What exactly are the Conservatives hoping will happen in this election? They accept Brexit, and Labour says it accepts Brexit, and won’t hold another referendum on the question of EU membership. So, really, the only parties now openly opposed to Brexit are the Liberal Democrats and the Scottish National Party.
It will certainly be interesting to see whether the Lib Dems are able to make a political comeback. You may recall how badly damaged they were after the 2010 general election. Following the tv debates by party leaders, the Lib Dems had actually surged ahead of the two big parties in the polls.

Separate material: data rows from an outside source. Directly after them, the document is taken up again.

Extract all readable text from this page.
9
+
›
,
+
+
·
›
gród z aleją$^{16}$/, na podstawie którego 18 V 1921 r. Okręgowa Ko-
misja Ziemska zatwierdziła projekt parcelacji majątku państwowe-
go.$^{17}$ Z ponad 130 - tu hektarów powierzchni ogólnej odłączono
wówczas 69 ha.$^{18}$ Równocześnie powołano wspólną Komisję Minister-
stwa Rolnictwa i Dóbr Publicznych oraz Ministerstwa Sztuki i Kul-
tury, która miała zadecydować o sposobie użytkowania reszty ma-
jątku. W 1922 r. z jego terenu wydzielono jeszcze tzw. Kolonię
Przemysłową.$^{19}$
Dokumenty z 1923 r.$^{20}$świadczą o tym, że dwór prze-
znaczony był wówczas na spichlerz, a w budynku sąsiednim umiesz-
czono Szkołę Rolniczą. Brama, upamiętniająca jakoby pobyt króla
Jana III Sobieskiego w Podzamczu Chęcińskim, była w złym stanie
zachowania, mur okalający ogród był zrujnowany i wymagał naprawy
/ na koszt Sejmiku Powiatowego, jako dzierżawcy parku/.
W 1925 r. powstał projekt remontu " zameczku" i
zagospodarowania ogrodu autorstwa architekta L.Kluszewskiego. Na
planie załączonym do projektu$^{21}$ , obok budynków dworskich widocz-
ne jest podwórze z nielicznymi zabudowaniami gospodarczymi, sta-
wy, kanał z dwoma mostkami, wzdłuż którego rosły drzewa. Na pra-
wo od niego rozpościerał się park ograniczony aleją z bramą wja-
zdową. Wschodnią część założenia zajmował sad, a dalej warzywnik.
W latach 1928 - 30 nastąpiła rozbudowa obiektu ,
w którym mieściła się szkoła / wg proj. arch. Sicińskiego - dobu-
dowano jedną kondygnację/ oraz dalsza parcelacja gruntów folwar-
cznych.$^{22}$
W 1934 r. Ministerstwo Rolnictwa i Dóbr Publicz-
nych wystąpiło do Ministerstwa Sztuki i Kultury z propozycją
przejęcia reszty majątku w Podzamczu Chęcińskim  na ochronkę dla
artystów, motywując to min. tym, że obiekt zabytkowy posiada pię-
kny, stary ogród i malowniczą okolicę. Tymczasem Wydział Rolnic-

And many, many young people voted for the party as one of the Lib Dem manifesto pledges was that they would not raise the university fees.
Well, the party did well enough (57 seats) in the 2010 election to be in the position of coalition decider — but then instead of forming a government with Labour (with whom presumably they shared most basic social values and policies), they pledged themselves to the Conservatives and were part of a coalition government that tripled university fees (landing their young student voters in a spiral of debt and despair) and proceeded to axe many key services of the welfare state, particularly in the National Health Service.
This was something of a betrayal. The Lib Dems’ credibility was destroyed and the party did terribly in the 2015 election (winning just 8 seats). But what is happening now is that they have taken a clear position on Brexit and this may help them electorally as pro-Remain voters may perceive them as their only hope (after the snap general election was called, the party raised over £500,000 in just 48 hours and last week their membership had surged to over 100,000).
Many of Jeremy Corbyn’s supporters, who although agree with his leftist rather than centrist policies, may well abandon Labour and vote in this election as Remain rather than Labour Party voters. This is because their only way to resist Brexit may be to throw in their lot with the Lib Dems.
So is this lack of a decisive majority that both the main parties, Labour and Conservative, are secretly hoping for? Are they hoping for a poll result where nobody is in a position to sweep ahead with Brexit, and coalition politics can be blamed for delays and impediments and stalemates?
In five and a half weeks time, we should have an answer — when Britain votes on Thursday June 8. That is when we will see if voters treat this poll as a vote on Brexit.
And, as far as Brexit goes, it is certainly ironic that after spearheading a markedly xenophobic Leave campaign, with repeated references to ‘taking back his country’, former UKIP leader Nigel Farage has moved to the US — with his German wife!